Моральная философия стоиков — явление, столь же показательное для римского общества времён Сенеки и Тацита, как легкомысленная поэзия Овидия — для времени Августа. Римский мир, ещё недавно казавшийся воплощением гармонии, обернулся своей теневой стороной — бессилием и беспомощностью личности пред могуществом авторитарной власти. Хуже всего было то, что на этой тирании по существу и покоился Orbis Romanus : огромному государству, созданному в результате длившихся не одно столетие завоевательных войн, требовалась твёрдая рука единовластного правителя. Прежняя аристократическая республика с её перманентными гражданскими распрями, с не прекращающейся ни на миг борьбой кланов и партий, не могла обеспечить даже внутреннюю стабильность, не говоря уже о решении таких задач, как сохранение и, по возможности, расширение империи, или интеграция всех римских владений в единое политическое целое. Лучшие умы Рима отчётливо сознавали, что никакой альтернативы империи Цезарей нет (Tac. Hist., I, 1), и, тем не менее, этот строй, в том виде, какой он принял при преемниках Августа, был для них непереносим.

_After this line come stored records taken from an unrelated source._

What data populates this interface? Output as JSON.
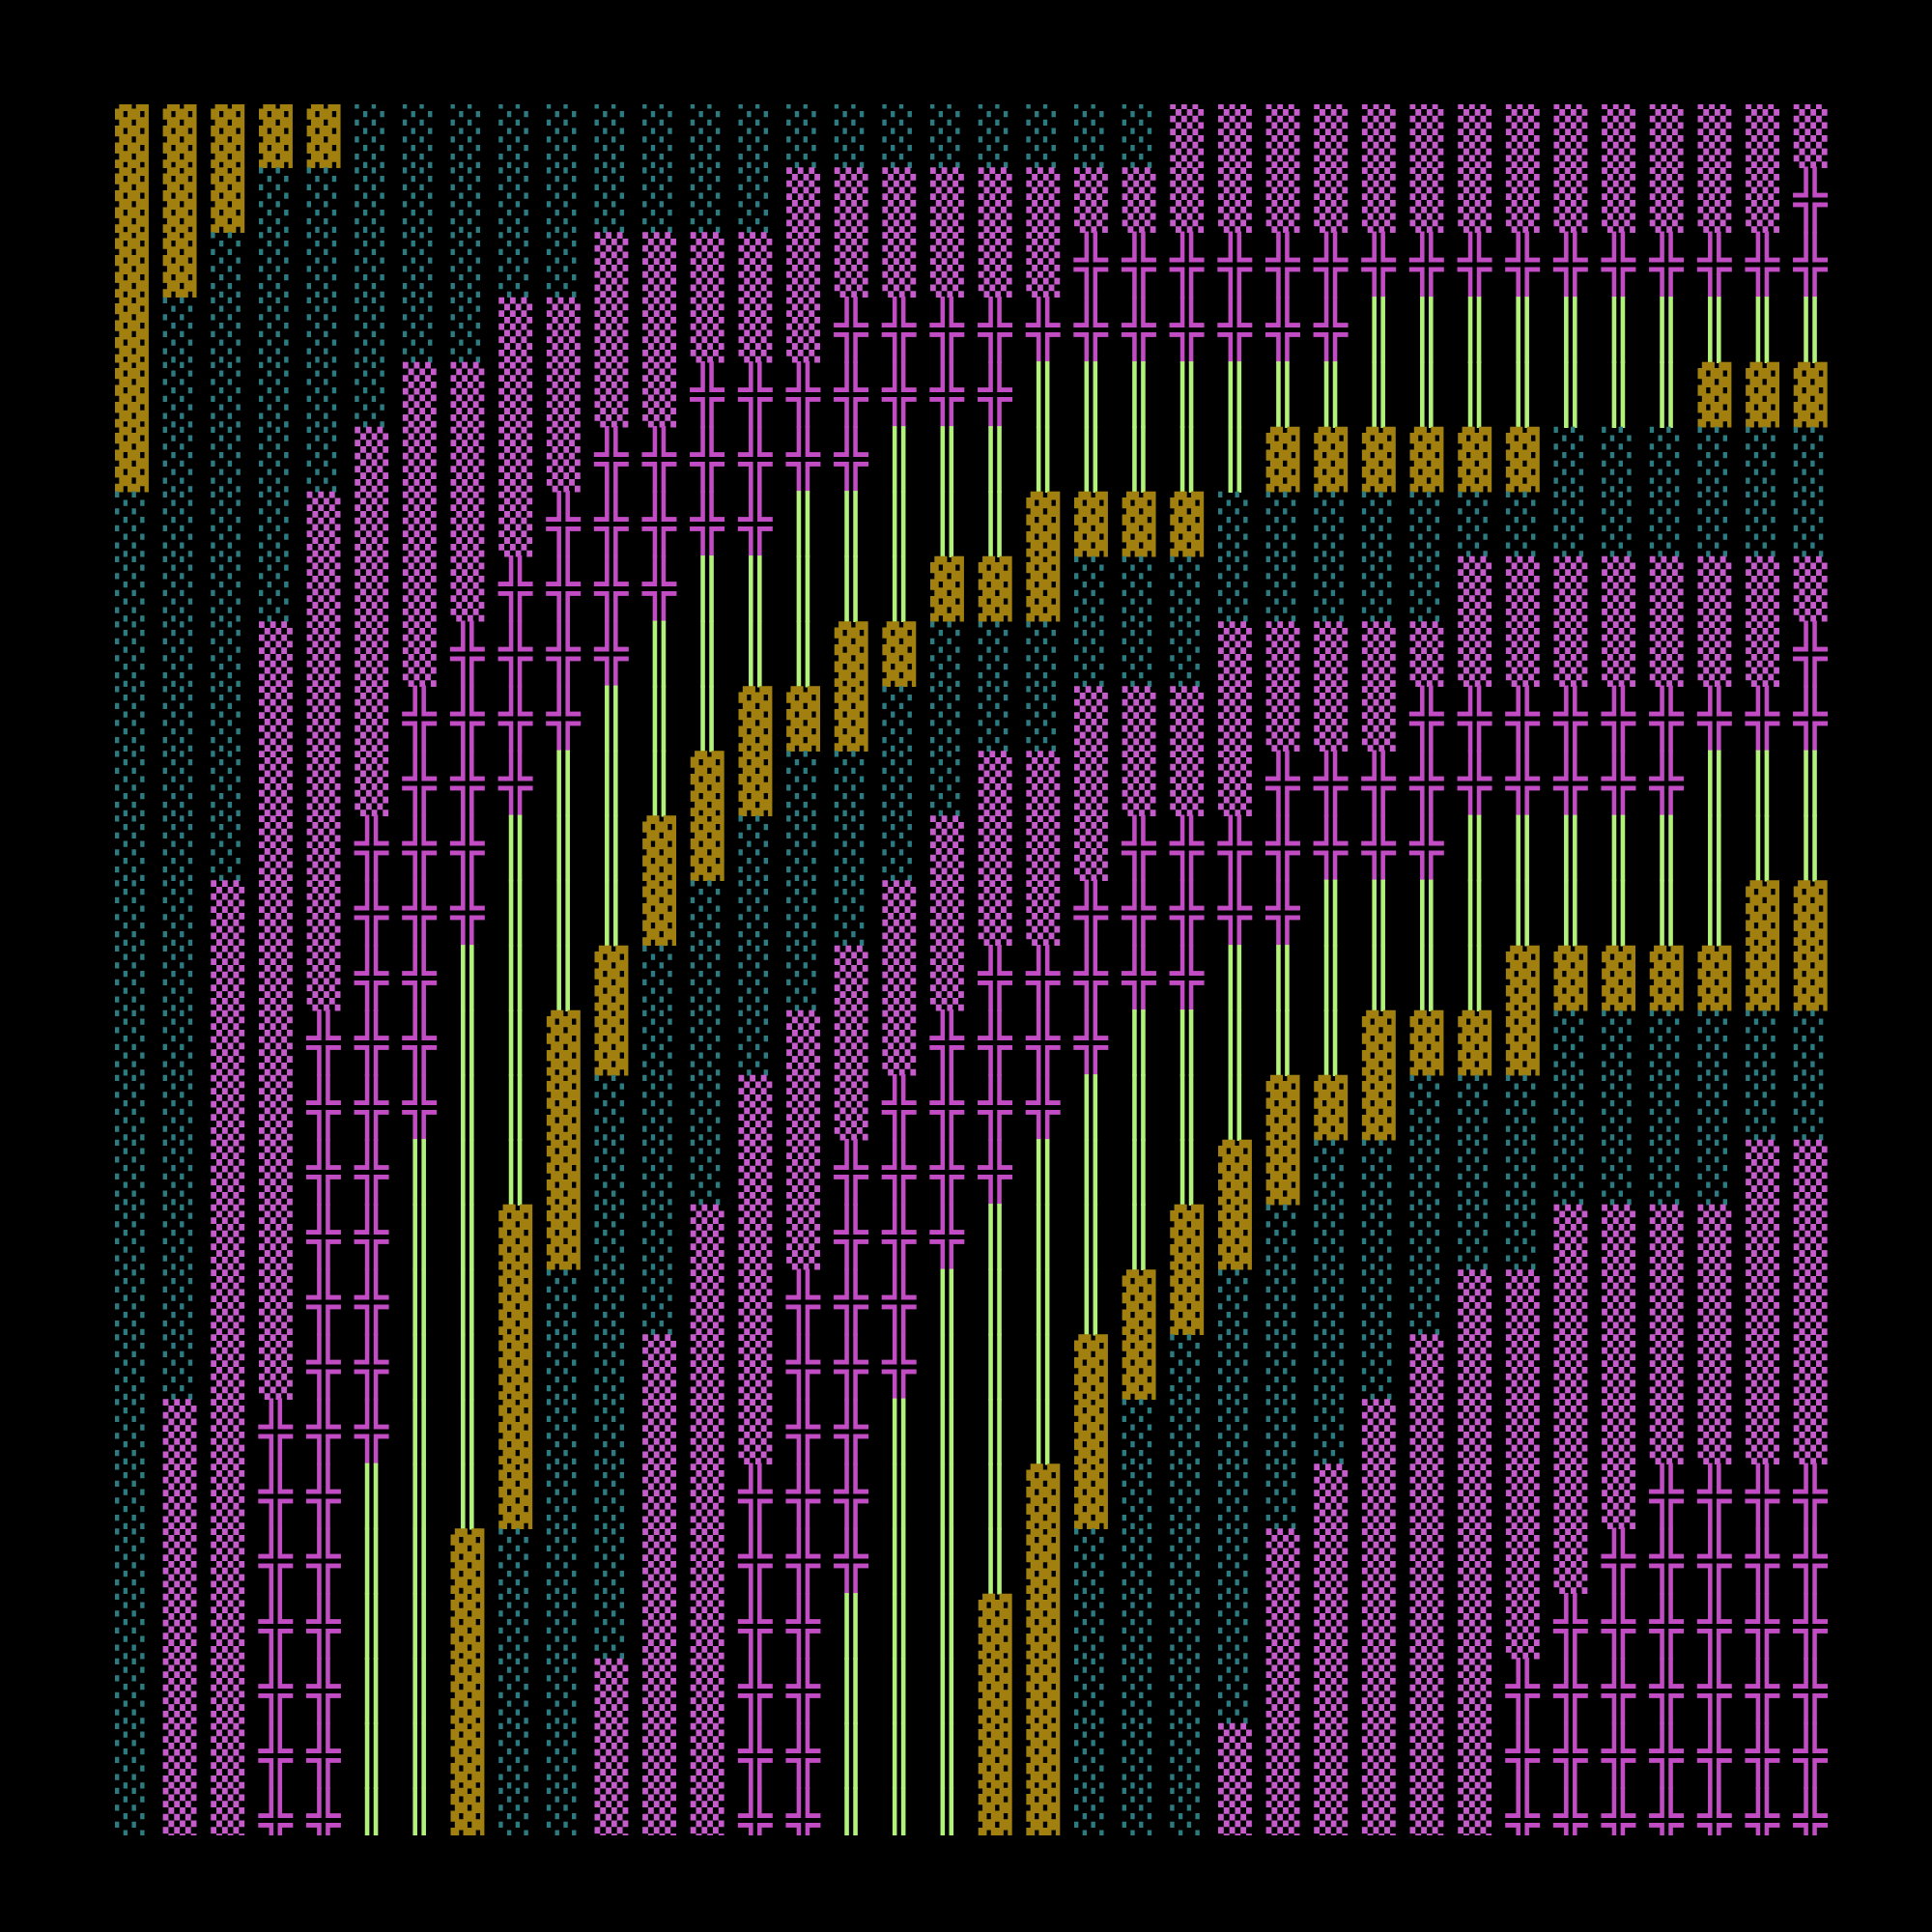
{
  "grid": {
    "rows": [
      "▓▓▓▓▓░░░░░░░░░░░░░░░░░▒▒▒▒▒▒▒▒▒▒▒▒▒▒▒",
      "▓▓▓░░░░░░░░░░░▒▒▒▒▒▒▒▒▒▒▒▒▒▒▒▒▒▒▒▒▒╬╬",
      "▓▓░░░░░░░░▒▒▒▒▒▒▒▒▒▒╬╬╬╬╬╬╬╬╬╬╬╬╬╬╬╬╬",
      "▓░░░░░░░▒▒▒▒▒▒▒╬╬╬╬╬╬╬╬╬╬╬║║║║║║║║║║║",
      "▓░░░░░▒▒▒▒▒▒╬╬╬╬╬╬╬║║║║║║║║║║║║║║▓▓▓▓",
      "▓░░░░▒▒▒▒▒╬╬╬╬╬╬║║║║║║║║▓▓▓▓▓▓░░░░░░░",
      "░░░░▒▒▒▒▒╬╬╬╬╬║║║║║▓▓▓▓░░░░░░░░░░░░░░",
      "░░░░▒▒▒▒╬╬╬╬║║║║║▓▓▓░░░░░░░░▒▒▒▒▒▒▒▒▒",
      "░░░▒▒▒▒╬╬╬╬║║║║▓▓░░░░░░▒▒▒▒▒▒▒▒▒▒▒▒╬╬",
      "░░░▒▒▒╬╬╬╬║║║▓▓▓░░░░▒▒▒▒▒▒▒╬╬╬╬╬╬╬╬╬╬",
      "░░░▒▒▒╬╬╬║║║▓▓░░░░▒▒▒▒▒▒╬╬╬╬╬╬╬╬╬║║║║",
      "░░░▒▒╬╬╬║║║▓▓░░░░▒▒▒▒╬╬╬╬╬╬╬║║║║║║║║║",
      "░░▒▒▒╬╬╬║║║▓░░░░▒▒▒▒╬╬╬╬╬║║║║║║║║║▓▓▓",
      "░░▒▒▒╬╬║║║▓░░░░▒▒▒╬╬╬╬╬║║║║║║▓▓▓▓▓▓▓▓",
      "░░▒▒╬╬╬║║▓▓░░░▒▒▒╬╬╬╬║║║║║▓▓▓▓░░░░░░░",
      "░░▒▒╬╬╬║║▓░░░▒▒▒╬╬╬╬║║║║▓▓▓░░░░░░░░░░",
      "░░▒▒╬╬║║║▓░░░▒▒╬╬╬╬║║║║▓▓░░░░░░░░░▒▒▒",
      "░░▒▒╬╬║║▓▓░░▒▒▒╬╬╬║║║║▓▓░░░░░░▒▒▒▒▒▒▒",
      "░░▒▒╬╬║║▓░░░▒▒╬╬╬║║║║▓▓░░░░░▒▒▒▒▒▒▒▒▒",
      "░░▒▒╬╬║║▓░░▒▒▒╬╬╬║║║▓▓░░░░░▒▒▒▒▒▒▒▒▒▒",
      "░▒▒╬╬╬║║▓░░▒▒▒╬╬║║║║▓░░░░░▒▒▒▒▒▒▒▒▒▒▒",
      "░▒▒╬╬║║║▓░░▒▒╬╬╬║║║▓▓░░░░▒▒▒▒▒▒▒╬╬╬╬╬",
      "░▒▒╬╬║║▓░░░▒▒╬╬╬║║║▓░░░░▒▒▒▒▒▒▒╬╬╬╬╬╬",
      "░▒▒╬╬║║▓░░░▒▒╬╬║║║▓▓░░░░▒▒▒▒▒▒╬╬╬╬╬╬╬",
      "░▒▒╬╬║║▓░░▒▒▒╬╬║║║▓▓░░░░▒▒▒▒▒╬╬╬╬╬╬╬╬",
      "░▒▒╬╬║║▓░░▒▒▒╬╬║║║▓▓░░░▒▒▒▒▒▒╬╬╬╬╬╬╬╬",
      "░▒▒╬╬║║▓░░▒▒▒╬╬║║║▓▓░░░▒▒▒▒▒▒╬╬╬╬╬╬╬╬"
    ]
  }
}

Стоическая философия с её идеями о внутренней свободе человека, независящей от внешних, в том числе и политических, условий, была просто создана для того, чтобы служить учительницей жизни этим людям, одинаково неспособным принять крайности республиканской свободы и ничем не ограниченного деспотизма. Впрочем, пресловутая внутренняя свобода (???) на практике нередко оказывалась лишь свободой уйти из жизни: для эпохи раннего принципата нам известно немало подобного рода самоубийств. [462] Inge W. R. Society in Rome under the Caesars. London, 1888. P. 70–73.
Однако владыки империи пытались посягнуть и на это последнее право своих подданных, считая, без сомнения, что римляне должны не только жить, но и умирать, как им хочется (Suet., Tib., 61).
Террор нанёс сильный удар старой аристократии: в числе пострадавших было немало представителей знатных фамилий: Аврелиев, Домициев, Кальпурниев, Эмилиев, Скрибониев, Элиев. Впрочем, и без него старый нобилитет рано или поздно сошёл бы со сцены, уступив место новым социальным силам. Важнее другое: в условиях террористического режима Юлиев-Клавдиев успело вырасти целое поколение, то самое, которое будет определять облик империи в близкую уже эпоху её расцвета — в годы Флавиев и Антонинов.
Каких же людей создавало это время? Какой тип римлянина, человека и гражданина, стал её положительным итогом? К счастью, у нас есть биография человека, которого с полным правом можно назвать героем этой эпохи. Имя этого человека — Гней Юлий Агрикола.
Тесть Тацита Юлий Агрикола родился 13 июня 40 г. в древней и знаменитой колонии Форум Юлия в Галлии, а умер — 23 августа 93 г. Время его жизни, таким образом, охватывает почти весь период террора: его детство прошло при Клавдии, юность — при Нероне; застал он и последний рецидив репрессивной системы, правление Домициана. Его семья пострадала от политических преследований при Гае Цезаре: отец Агриколы сенатор Юлий Грецин, известный в своё время судебный оратор, получив от Калигулы приказание выступить с обвинительной речью против Марка Силана, отца первой жены императора, отказался и впоследствии сам был предан смерти (Tac. Agr., 4).
Уже в раннем детстве мальчик должен был узнать из семейных преданий о существовании в окружающем его мире страшной силы, олицетворением которой был принцепс. Пройдёт ещё несколько лет, и подросший Агрикола узнает, что служить этой силе всю жизнь — его обязанность как гражданина и римлянина.
Карьера Агриколы представляет собой типичный пример продвижения по служебной лестнице человека "третьей силы" — выходца из среды формирующегося в I в. н. э. класса имперских служащих: прокураторов фиска, сотрудников аппарата принцепса, военных командиров. [463] О термине "третья сила" см.: Кнабе Г. С. Корнелий Тацит. С. 38–53.
Видное место в такой карьере по традиции занимала военная служба, которую молодой Агрикола успешно начал в Британии под начальством Светония Паулина, который в 59–61 гг. был наместником этой провинции. Вернувшись оттуда, Агрикола женился на девушке из знатного римского рода Домициев, Домиции Децидиане. Этот брак обеспечил ему влиятельную поддержку, столь необходимую каждому молодому человеку в начале карьеры. Он был квестором в провинции Азия, народным трибуном, а затем претором, не совершив, впрочем, на этих постах ничего примечательного. Обстановка, сложившаяся в Риме при Нероне, вынуждала его благоразумно держаться в стороне от общественных дел (Tac. Agr., 5–6).